PUBLISHED 2025-12-15
Building Resilient Systems at Scale
The Challenge
When we started ClaimClam, our entire backend was an Airtable. It worked for the first hundred users, but we knew it wouldn’t hold. The question wasn’t if we needed to migrate—it was how fast we could do it without dropping a single claim.
Double-Entry Ledger: Trust Through Accounting
The payment system was the most critical piece. When you’re processing millions of dollars in class-action settlements, every cent must be accounted for. We implemented a double-entry ledger in Go:
type LedgerEntry struct {
ID uuid.UUID
DebitAcct string
CreditAcct string
Amount int64 // cents
Currency string
Reference string
CreatedAt time.Time
}
func (s *Service) Transfer(ctx context.Context, from, to string, amount int64) error {
tx, err := s.db.BeginTx(ctx, nil)
if err != nil {
return fmt.Errorf("begin tx: %w", err)
}
defer tx.Rollback()
entry := LedgerEntry{
ID: uuid.New(),
DebitAcct: from,
CreditAcct: to,
Amount: amount,
Currency: "USD",
CreatedAt: time.Now().UTC(),
}
if err := s.insertEntry(ctx, tx, entry); err != nil {
return fmt.Errorf("insert entry: %w", err)
}
return tx.Commit()
}
Every transaction creates two entries—a debit and a credit.

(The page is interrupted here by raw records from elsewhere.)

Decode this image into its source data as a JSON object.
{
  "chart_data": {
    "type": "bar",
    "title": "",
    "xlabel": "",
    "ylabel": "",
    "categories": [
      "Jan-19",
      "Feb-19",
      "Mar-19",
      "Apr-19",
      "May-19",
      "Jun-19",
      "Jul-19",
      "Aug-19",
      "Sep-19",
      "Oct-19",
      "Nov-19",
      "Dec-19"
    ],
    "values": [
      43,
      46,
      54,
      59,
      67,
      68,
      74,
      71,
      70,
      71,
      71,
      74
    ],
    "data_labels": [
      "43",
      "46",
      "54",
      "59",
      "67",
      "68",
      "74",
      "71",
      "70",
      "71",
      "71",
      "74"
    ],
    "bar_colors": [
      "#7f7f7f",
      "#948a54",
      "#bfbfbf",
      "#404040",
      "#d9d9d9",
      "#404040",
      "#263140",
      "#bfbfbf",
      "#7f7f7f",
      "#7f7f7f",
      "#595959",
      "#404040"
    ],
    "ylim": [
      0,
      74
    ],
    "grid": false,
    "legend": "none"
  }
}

The sum of all entries must always be zero. This invariant caught bugs before they became financial errors.
From Airtable to Aurora
The migration path looked like this:
- Dual-write phase: New records go to both Airtable and Aurora
- Backfill: Migrate all historical records with checksums
- Validation: Run parallel reads and compare results for a week
- Cutover: Switch reads to Aurora, keep Airtable as backup
- Cleanup: Decommission Airtable sync after 30 days
The key insight: never do a big-bang migration. Every step should be independently reversible.
Lessons Learned
- Start with the invariants. Before writing any code, define what must always be true. For us: every dollar in must equal every dollar out.

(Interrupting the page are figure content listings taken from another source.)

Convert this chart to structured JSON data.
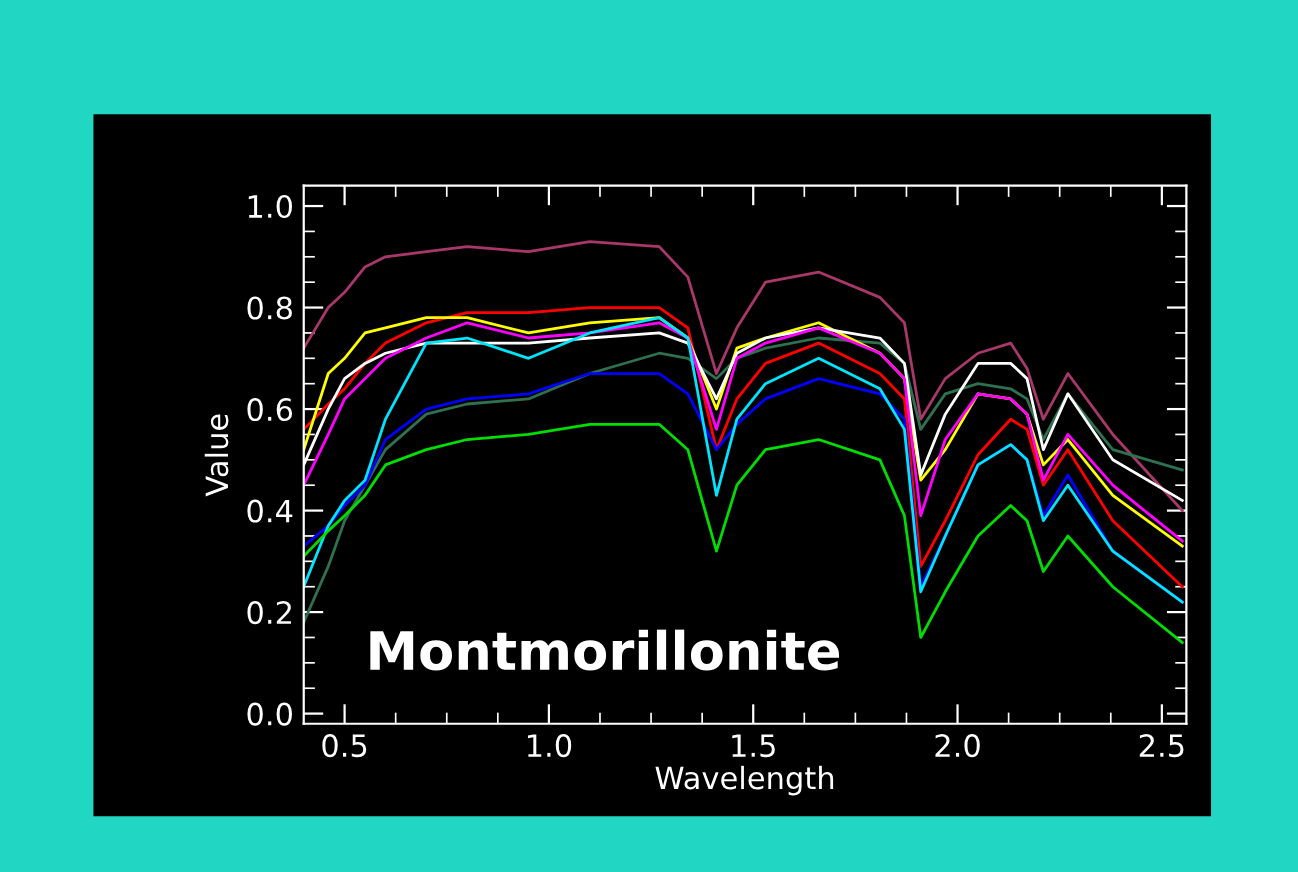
{
  "chart_data": {
    "type": "line",
    "xlabel": "Wavelength",
    "ylabel": "Value",
    "annotations": [
      "Montmorillonite"
    ],
    "x": [
      0.4,
      0.46,
      0.5,
      0.55,
      0.6,
      0.7,
      0.8,
      0.95,
      1.1,
      1.27,
      1.34,
      1.41,
      1.46,
      1.53,
      1.66,
      1.81,
      1.87,
      1.91,
      1.97,
      2.05,
      2.13,
      2.17,
      2.21,
      2.27,
      2.38,
      2.55
    ],
    "series": [
      {
        "color": "#a8386a",
        "values": [
          0.72,
          0.8,
          0.83,
          0.88,
          0.9,
          0.91,
          0.92,
          0.91,
          0.93,
          0.92,
          0.86,
          0.67,
          0.76,
          0.85,
          0.87,
          0.82,
          0.77,
          0.58,
          0.66,
          0.71,
          0.73,
          0.68,
          0.58,
          0.67,
          0.55,
          0.4
        ]
      },
      {
        "color": "#2e7050",
        "values": [
          0.18,
          0.29,
          0.38,
          0.45,
          0.52,
          0.59,
          0.61,
          0.62,
          0.67,
          0.71,
          0.7,
          0.66,
          0.7,
          0.72,
          0.74,
          0.73,
          0.69,
          0.56,
          0.63,
          0.65,
          0.64,
          0.62,
          0.54,
          0.63,
          0.52,
          0.48
        ]
      },
      {
        "color": "#ff0000",
        "values": [
          0.56,
          0.61,
          0.64,
          0.69,
          0.73,
          0.77,
          0.79,
          0.79,
          0.8,
          0.8,
          0.76,
          0.52,
          0.62,
          0.69,
          0.73,
          0.67,
          0.62,
          0.29,
          0.38,
          0.51,
          0.58,
          0.56,
          0.45,
          0.52,
          0.38,
          0.25
        ]
      },
      {
        "color": "#ffff00",
        "values": [
          0.52,
          0.67,
          0.7,
          0.75,
          0.76,
          0.78,
          0.78,
          0.75,
          0.77,
          0.78,
          0.74,
          0.6,
          0.72,
          0.74,
          0.77,
          0.71,
          0.66,
          0.46,
          0.52,
          0.63,
          0.62,
          0.59,
          0.49,
          0.54,
          0.43,
          0.33
        ]
      },
      {
        "color": "#ffffff",
        "values": [
          0.49,
          0.6,
          0.66,
          0.69,
          0.71,
          0.73,
          0.73,
          0.73,
          0.74,
          0.75,
          0.73,
          0.62,
          0.71,
          0.74,
          0.76,
          0.74,
          0.69,
          0.47,
          0.59,
          0.69,
          0.69,
          0.66,
          0.52,
          0.63,
          0.5,
          0.42
        ]
      },
      {
        "color": "#ff00ff",
        "values": [
          0.45,
          0.55,
          0.62,
          0.66,
          0.7,
          0.74,
          0.77,
          0.74,
          0.75,
          0.77,
          0.74,
          0.56,
          0.7,
          0.73,
          0.76,
          0.71,
          0.66,
          0.39,
          0.54,
          0.63,
          0.62,
          0.59,
          0.46,
          0.55,
          0.45,
          0.34
        ]
      },
      {
        "color": "#0000ff",
        "values": [
          0.33,
          0.37,
          0.41,
          0.45,
          0.54,
          0.6,
          0.62,
          0.63,
          0.67,
          0.67,
          0.63,
          0.52,
          0.57,
          0.62,
          0.66,
          0.63,
          0.58,
          0.25,
          0.35,
          0.49,
          0.53,
          0.5,
          0.39,
          0.47,
          0.32,
          0.22
        ]
      },
      {
        "color": "#00e5ff",
        "values": [
          0.25,
          0.37,
          0.42,
          0.46,
          0.58,
          0.73,
          0.74,
          0.7,
          0.75,
          0.78,
          0.74,
          0.43,
          0.58,
          0.65,
          0.7,
          0.64,
          0.56,
          0.24,
          0.35,
          0.49,
          0.53,
          0.5,
          0.38,
          0.45,
          0.32,
          0.22
        ]
      },
      {
        "color": "#00dd00",
        "values": [
          0.31,
          0.36,
          0.39,
          0.43,
          0.49,
          0.52,
          0.54,
          0.55,
          0.57,
          0.57,
          0.52,
          0.32,
          0.45,
          0.52,
          0.54,
          0.5,
          0.39,
          0.15,
          0.24,
          0.35,
          0.41,
          0.38,
          0.28,
          0.35,
          0.25,
          0.14
        ]
      }
    ],
    "xlim": [
      0.4,
      2.56
    ],
    "ylim": [
      -0.02,
      1.04
    ],
    "xticks": [
      0.5,
      {
        "value": 1,
        "label": "1.0"
      },
      1.5,
      {
        "value": 2,
        "label": "2.0"
      },
      2.5
    ],
    "yticks": [
      {
        "value": 0,
        "label": "0.0"
      },
      0.2,
      0.4,
      0.6,
      0.8,
      {
        "value": 1,
        "label": "1.0"
      }
    ],
    "marker": "none",
    "line_style": "solid"
  }
}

- Instrument everything. We logged every state transition. When something went wrong at 2 AM, the logs told the whole story.
- Design for the rollback. Every deployment should be reversible. If it can’t be rolled back, it needs more planning.

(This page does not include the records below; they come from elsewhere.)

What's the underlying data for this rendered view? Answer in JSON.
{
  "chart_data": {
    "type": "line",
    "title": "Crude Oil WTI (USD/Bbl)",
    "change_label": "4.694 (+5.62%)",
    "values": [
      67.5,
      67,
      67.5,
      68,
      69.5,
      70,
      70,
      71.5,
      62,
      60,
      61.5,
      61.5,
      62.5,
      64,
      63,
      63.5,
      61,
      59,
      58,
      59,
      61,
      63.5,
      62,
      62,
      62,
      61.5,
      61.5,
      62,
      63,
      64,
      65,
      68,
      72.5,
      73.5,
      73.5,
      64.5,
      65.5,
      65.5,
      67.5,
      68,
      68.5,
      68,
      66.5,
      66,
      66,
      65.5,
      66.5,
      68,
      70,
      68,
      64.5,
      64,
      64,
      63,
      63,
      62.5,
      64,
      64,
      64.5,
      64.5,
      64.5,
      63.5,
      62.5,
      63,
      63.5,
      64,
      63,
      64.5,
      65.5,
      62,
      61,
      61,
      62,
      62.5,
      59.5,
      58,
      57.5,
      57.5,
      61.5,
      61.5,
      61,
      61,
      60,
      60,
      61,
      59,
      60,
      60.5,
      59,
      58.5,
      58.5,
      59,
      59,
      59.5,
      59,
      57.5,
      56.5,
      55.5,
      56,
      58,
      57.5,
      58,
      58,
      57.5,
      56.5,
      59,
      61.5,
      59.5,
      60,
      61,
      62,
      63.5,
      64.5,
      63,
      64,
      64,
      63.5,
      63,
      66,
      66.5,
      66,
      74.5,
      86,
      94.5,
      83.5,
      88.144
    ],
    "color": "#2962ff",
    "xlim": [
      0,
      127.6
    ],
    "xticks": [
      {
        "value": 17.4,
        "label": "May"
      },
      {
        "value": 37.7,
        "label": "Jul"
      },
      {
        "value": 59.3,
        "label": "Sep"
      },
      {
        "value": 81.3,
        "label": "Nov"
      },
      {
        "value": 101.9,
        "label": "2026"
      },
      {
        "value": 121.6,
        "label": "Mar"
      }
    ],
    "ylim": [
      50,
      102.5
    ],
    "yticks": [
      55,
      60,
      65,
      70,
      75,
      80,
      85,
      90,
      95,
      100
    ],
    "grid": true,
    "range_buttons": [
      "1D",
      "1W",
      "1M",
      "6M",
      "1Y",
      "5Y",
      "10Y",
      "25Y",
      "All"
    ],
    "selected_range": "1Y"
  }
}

- Boring technology wins. PostgreSQL, Go, and Terraform aren’t exciting. They’re reliable. That’s what matters when you’re handling other people’s money.
What’s Next
I’m now exploring distributed systems patterns—specifically fan-out messaging with RabbitMQ and event sourcing. The principles are the same: make the happy path simple, make failures visible, and always have a way back.